Video Transcript
The power of an engine at time 𝑡
seconds is given by 𝑃 of 𝑡 is equal to 12𝑡 squared plus eight 𝑡 watts. Find the work done by the engine
between 𝑡 equals two seconds and 𝑡 equals three seconds.
In this question, we are given an
expression for the power of an engine in terms of 𝑡. We recall that power is the
derivative of work such that 𝑃 is equal to d𝑊 by d𝑡. As integration is the opposite or
inverse of differentiation, the work must be the integral of the power with respect
to 𝑡. We can therefore find an expression
for the work done by integrating 12𝑡 squared plus eight 𝑡 with respect to 𝑡. As we need to find the work done
between 𝑡 equals two and 𝑡 equals three seconds, our lower and upper limits will
be two and three, respectively. This can also be demonstrated
graphically as shown. The work done will be equal to the
area bounded by the curve the vertical lines 𝑡 equals two and 𝑡 equals three and
the horizontal axis.
We can integrate the expression for
power term by term. We recall that the integral of 𝑎𝑥
to the power of 𝑛 with respect to 𝑥 is equal to 𝑎𝑥 to the power of 𝑛 plus one
divided by 𝑛 plus one where 𝑛 is not equal to negative one. In this question, since we’re
dealing with a definite integral, we will not need to include the constant 𝐶. Integrating 12𝑡 squared gives us
12𝑡 cubed over three, which simplifies to four 𝑡 cubed. Integrating eight 𝑡 gives us eight
𝑡 squared over two, which simplifies to four 𝑡 squared.

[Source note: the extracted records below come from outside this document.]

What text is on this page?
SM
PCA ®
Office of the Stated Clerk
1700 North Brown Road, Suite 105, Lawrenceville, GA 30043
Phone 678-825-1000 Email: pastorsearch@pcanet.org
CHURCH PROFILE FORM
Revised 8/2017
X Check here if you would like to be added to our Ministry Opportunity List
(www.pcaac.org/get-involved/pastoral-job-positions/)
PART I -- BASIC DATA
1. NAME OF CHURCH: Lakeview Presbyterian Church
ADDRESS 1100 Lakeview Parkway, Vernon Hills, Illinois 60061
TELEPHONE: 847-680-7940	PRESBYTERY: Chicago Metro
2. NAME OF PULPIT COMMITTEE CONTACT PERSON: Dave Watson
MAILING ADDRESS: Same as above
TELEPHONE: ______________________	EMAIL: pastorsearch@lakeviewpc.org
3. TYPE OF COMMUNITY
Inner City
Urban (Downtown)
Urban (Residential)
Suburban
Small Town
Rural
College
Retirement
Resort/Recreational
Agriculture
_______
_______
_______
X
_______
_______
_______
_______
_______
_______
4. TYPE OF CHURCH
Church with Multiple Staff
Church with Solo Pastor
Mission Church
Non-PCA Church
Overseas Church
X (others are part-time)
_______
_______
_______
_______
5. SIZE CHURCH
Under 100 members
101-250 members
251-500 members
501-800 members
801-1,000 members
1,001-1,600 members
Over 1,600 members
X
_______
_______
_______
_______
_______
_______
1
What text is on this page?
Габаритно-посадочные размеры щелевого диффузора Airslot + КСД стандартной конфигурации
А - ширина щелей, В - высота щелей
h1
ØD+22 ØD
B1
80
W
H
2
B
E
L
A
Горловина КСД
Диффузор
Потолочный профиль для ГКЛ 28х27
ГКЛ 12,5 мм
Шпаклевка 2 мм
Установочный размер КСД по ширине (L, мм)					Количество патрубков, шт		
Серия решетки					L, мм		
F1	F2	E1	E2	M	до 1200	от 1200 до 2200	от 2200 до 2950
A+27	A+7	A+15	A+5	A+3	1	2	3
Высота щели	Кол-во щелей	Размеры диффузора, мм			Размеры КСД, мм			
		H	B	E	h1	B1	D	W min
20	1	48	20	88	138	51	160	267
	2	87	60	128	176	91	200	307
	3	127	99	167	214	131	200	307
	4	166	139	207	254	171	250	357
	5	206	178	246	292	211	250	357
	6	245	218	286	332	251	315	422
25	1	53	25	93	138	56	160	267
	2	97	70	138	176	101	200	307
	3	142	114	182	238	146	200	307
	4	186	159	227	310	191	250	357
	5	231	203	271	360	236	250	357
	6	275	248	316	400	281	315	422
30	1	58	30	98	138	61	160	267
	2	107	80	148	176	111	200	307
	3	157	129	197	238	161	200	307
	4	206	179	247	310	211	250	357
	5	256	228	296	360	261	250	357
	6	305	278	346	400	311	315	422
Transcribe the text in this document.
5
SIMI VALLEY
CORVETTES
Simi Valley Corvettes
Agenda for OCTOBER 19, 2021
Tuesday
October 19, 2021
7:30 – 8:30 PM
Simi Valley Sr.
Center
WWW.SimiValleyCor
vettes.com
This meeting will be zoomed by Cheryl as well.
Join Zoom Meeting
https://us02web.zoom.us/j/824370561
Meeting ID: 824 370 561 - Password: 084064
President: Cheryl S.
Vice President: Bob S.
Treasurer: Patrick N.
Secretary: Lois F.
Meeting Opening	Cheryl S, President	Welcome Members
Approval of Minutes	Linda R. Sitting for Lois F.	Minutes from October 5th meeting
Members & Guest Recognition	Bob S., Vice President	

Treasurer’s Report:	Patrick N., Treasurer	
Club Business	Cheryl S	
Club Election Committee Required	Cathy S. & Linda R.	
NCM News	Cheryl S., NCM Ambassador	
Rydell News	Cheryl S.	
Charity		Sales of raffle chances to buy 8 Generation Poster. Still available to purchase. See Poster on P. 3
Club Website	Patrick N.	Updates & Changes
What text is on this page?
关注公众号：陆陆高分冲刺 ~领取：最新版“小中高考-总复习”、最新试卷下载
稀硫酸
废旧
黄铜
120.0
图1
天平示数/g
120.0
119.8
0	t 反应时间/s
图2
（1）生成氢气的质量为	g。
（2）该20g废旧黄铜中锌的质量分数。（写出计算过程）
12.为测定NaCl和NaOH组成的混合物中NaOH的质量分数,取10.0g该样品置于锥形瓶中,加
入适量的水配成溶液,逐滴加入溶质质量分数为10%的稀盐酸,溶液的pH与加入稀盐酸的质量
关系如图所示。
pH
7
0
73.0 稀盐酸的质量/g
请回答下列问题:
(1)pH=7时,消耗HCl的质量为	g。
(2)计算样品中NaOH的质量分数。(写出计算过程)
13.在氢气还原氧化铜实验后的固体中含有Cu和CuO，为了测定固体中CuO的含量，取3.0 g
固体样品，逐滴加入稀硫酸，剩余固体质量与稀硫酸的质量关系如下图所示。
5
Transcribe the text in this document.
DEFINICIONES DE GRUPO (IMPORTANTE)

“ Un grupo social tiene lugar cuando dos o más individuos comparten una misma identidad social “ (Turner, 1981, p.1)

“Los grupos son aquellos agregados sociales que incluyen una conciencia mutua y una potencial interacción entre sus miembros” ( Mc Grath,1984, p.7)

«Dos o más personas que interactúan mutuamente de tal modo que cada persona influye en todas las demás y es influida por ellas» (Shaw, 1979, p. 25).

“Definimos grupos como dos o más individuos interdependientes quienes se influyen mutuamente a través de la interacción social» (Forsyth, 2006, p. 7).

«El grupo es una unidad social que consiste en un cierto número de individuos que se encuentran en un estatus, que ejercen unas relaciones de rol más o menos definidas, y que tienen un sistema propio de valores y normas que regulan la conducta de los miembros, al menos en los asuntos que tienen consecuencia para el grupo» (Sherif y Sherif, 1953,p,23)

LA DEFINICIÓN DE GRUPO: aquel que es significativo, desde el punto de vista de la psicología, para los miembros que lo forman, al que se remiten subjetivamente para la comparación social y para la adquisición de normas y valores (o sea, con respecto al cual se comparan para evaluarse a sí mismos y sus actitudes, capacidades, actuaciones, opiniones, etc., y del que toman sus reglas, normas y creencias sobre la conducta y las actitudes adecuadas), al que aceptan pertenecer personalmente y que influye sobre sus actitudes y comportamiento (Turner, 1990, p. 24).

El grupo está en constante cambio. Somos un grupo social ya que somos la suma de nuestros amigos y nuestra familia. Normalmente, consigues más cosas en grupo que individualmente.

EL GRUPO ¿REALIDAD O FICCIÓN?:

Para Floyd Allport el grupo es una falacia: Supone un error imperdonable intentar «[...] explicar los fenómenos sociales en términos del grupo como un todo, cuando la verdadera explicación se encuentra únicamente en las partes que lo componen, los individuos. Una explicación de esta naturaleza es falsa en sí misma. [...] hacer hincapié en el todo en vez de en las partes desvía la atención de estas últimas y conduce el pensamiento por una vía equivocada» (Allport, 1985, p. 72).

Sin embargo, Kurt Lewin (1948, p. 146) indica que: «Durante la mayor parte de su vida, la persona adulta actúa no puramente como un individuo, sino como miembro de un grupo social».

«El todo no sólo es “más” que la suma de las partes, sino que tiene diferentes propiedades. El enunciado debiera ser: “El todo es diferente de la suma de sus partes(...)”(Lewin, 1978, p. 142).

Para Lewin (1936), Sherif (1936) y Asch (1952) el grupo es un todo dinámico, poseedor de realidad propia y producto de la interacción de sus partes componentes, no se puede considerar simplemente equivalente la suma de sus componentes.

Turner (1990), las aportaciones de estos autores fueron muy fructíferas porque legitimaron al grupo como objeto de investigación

Our next step is to substitute our
upper and lower limits. This gives us four multiplied by
three cubed plus four multiplied by three squared minus four multiplied by two cubed
plus four multiplied by two squared. This in turn simplifies to 144
minus 48, which is equal to 96. Since the power of the engine was
measured in the standard unit of watts, the work will be measured in joules. The work done by the engine between
𝑡 equals two and 𝑡 equals three seconds is 96 joules.